I, MS, now formally declare that I will not grow up to be a gold digger. I came upon this decision in an life altering fifteen minutes (during my shower).
I mean, for me, money has the equivalence of happiness. One can assume the role of the other, and they are completely interchangeable, if not meshed together. But, really, I'd rather spend my own hard-worked money cuz I think I'll just feel guilty if I use others'. Plus, depending on other people for money has that unstable factor of them leaving you. Why walk a tightrope when I can reap what I hoe? No pun intended.
It's not that being an arriviste fazes me (even though I'll rhyme with 'hairy beast'), it's really the stablility factor. And how can I possibly be happy if I have to manipulate others for an income? Cue the sentimental music. I'm going to follow where my passions lead me, instead of tramping behind my avarice. Again, no pun intended.
Some other interesting, short-term life-altering things happened in the shower.
I shampooed my hair and piled the whole mess on top of my head, then yelled for my mom to come in.
"This," I declared as I appeared to her stark naked with soap dripping down, "is what I would look like with short hair. Waddya think?"
"It makes you look like you have man shoulders."
Ignoring this, I looked into the long mirror directly opposite my shower.
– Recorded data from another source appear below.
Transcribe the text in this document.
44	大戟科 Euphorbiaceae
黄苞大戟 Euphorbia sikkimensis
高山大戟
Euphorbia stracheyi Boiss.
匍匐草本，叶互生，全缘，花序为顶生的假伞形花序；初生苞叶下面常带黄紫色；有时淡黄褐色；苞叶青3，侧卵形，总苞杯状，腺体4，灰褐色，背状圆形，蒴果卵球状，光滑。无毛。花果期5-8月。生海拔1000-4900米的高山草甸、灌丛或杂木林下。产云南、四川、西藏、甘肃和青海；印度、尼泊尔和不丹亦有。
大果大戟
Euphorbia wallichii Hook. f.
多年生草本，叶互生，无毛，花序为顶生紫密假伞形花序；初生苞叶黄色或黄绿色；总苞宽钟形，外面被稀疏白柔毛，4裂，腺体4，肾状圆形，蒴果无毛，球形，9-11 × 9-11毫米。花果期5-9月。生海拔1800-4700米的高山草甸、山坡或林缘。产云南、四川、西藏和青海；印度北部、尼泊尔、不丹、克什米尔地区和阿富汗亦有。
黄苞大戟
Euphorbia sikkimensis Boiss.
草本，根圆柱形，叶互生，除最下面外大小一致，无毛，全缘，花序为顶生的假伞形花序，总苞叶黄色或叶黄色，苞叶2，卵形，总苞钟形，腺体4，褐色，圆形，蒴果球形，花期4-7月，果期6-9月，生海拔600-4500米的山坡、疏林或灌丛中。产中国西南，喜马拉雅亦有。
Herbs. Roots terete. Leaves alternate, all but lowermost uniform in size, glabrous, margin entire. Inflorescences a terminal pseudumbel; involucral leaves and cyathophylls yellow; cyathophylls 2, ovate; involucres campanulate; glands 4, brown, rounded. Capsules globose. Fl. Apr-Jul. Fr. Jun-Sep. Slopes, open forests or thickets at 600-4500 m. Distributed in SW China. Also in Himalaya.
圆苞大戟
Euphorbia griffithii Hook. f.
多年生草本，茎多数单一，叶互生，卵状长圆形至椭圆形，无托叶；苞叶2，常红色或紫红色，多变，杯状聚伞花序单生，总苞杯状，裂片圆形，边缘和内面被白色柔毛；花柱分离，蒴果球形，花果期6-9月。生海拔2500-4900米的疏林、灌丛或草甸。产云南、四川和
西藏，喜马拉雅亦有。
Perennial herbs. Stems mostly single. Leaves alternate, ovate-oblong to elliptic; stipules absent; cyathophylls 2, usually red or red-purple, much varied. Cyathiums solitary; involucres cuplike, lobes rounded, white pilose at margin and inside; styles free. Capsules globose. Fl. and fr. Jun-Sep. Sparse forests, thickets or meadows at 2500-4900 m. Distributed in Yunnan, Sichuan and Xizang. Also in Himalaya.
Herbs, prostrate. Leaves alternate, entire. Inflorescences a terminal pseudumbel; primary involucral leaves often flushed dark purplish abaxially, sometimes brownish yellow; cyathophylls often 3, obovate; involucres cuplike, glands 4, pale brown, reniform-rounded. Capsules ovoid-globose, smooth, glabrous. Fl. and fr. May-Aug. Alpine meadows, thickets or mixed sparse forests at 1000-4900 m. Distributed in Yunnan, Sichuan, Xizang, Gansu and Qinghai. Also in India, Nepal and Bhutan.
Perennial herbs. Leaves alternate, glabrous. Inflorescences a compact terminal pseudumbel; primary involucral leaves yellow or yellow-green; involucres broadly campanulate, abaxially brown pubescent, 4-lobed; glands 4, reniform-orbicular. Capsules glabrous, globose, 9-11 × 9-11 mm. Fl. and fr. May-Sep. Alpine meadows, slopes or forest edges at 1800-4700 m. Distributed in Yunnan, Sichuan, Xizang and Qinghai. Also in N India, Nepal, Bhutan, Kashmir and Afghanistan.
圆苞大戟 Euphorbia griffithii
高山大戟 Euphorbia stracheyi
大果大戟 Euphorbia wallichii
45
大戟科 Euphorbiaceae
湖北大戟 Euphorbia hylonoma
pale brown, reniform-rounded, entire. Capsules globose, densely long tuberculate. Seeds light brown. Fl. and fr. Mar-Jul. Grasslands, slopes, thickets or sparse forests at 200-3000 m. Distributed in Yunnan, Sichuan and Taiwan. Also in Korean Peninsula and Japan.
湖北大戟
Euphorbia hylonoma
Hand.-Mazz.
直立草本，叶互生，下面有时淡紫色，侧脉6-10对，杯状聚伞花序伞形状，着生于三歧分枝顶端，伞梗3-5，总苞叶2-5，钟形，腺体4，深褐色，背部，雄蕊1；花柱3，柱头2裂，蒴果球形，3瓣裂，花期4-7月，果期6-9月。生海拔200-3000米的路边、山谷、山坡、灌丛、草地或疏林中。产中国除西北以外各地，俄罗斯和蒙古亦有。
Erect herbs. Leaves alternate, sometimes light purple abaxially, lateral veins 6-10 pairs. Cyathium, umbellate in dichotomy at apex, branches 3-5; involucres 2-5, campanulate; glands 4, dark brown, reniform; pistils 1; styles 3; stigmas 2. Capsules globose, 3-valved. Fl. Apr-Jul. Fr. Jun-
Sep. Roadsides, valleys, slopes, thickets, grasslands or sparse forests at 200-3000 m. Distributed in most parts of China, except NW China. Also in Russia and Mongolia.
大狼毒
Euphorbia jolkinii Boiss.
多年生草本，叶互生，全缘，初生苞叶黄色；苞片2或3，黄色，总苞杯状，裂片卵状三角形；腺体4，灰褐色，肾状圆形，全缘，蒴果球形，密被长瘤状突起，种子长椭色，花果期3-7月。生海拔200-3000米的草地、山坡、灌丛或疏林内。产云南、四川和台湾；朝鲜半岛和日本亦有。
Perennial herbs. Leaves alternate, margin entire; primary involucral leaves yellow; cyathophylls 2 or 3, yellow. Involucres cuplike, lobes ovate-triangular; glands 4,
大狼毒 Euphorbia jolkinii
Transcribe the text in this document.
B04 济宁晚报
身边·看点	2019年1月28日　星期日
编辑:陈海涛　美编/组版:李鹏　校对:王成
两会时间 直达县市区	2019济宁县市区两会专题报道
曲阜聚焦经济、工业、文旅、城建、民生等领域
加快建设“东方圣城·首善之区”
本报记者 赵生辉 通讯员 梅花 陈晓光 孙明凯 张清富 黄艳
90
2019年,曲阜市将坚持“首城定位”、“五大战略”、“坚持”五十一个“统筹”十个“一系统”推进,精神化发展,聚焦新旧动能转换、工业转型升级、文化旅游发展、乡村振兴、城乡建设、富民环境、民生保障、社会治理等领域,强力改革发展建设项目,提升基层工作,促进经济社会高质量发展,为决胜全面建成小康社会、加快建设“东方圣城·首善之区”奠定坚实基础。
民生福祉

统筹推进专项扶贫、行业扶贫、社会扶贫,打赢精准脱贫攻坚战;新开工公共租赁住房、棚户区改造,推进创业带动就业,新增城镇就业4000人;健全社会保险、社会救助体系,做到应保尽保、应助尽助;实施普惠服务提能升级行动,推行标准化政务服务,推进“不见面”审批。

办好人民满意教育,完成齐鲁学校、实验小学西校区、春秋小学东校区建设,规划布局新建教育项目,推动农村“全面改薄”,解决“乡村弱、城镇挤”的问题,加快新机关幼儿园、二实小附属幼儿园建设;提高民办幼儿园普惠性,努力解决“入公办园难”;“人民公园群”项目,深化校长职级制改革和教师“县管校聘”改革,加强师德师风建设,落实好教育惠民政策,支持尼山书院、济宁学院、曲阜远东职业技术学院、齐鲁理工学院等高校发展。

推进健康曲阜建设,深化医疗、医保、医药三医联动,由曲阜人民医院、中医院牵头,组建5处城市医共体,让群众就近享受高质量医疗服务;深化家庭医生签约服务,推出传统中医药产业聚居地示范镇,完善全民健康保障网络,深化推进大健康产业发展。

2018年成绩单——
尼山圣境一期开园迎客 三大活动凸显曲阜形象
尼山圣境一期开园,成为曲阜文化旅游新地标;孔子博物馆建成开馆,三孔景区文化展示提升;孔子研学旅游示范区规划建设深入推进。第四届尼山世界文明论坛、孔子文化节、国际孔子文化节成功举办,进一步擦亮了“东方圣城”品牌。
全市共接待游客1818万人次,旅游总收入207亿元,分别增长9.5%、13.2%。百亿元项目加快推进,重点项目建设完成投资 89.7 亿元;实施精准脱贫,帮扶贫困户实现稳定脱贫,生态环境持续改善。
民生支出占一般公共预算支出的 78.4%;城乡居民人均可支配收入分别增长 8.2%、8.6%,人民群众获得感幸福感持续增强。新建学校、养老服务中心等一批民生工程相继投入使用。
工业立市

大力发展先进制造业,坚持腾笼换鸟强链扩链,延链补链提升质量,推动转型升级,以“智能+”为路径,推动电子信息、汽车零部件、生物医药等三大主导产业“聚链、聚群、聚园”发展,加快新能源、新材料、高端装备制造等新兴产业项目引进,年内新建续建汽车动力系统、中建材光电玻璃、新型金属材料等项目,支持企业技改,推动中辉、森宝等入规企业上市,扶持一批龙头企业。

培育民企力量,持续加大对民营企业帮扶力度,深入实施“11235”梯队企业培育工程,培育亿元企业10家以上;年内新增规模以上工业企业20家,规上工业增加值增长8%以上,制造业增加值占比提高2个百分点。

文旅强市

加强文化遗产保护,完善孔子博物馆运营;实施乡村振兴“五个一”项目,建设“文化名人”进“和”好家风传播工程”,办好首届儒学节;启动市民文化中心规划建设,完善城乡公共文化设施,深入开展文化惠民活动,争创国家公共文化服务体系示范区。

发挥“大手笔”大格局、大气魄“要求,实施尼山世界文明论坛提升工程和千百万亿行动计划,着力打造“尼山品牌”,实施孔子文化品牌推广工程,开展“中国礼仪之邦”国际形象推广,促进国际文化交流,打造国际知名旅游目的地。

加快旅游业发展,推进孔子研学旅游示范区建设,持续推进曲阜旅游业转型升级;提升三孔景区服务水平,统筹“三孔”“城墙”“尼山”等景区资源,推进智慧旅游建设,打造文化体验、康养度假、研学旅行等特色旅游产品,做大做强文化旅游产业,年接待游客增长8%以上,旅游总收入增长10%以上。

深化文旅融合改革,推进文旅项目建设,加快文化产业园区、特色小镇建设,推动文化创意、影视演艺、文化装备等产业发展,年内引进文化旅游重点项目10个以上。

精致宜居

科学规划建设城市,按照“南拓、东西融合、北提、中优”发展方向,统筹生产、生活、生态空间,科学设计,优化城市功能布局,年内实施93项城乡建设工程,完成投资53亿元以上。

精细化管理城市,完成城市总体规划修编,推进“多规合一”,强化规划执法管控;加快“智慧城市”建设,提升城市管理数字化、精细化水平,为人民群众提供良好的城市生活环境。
My carefully cultivated waistline from the last few weeks of dieting has disappeared under recent lax eating habits. "Look, I'm streamlined," I complained.
"And you're kind of sagging." She glanced briefly at my chest.
I snapped the shower curtain close.
You know what? As soon as my nose unclogs itself, I'm going to return to my exercise routine.
Oh, and I have a candidate for the summer fling. Well...I have candidates in consideration. Until I have more info on them, nothing is sure.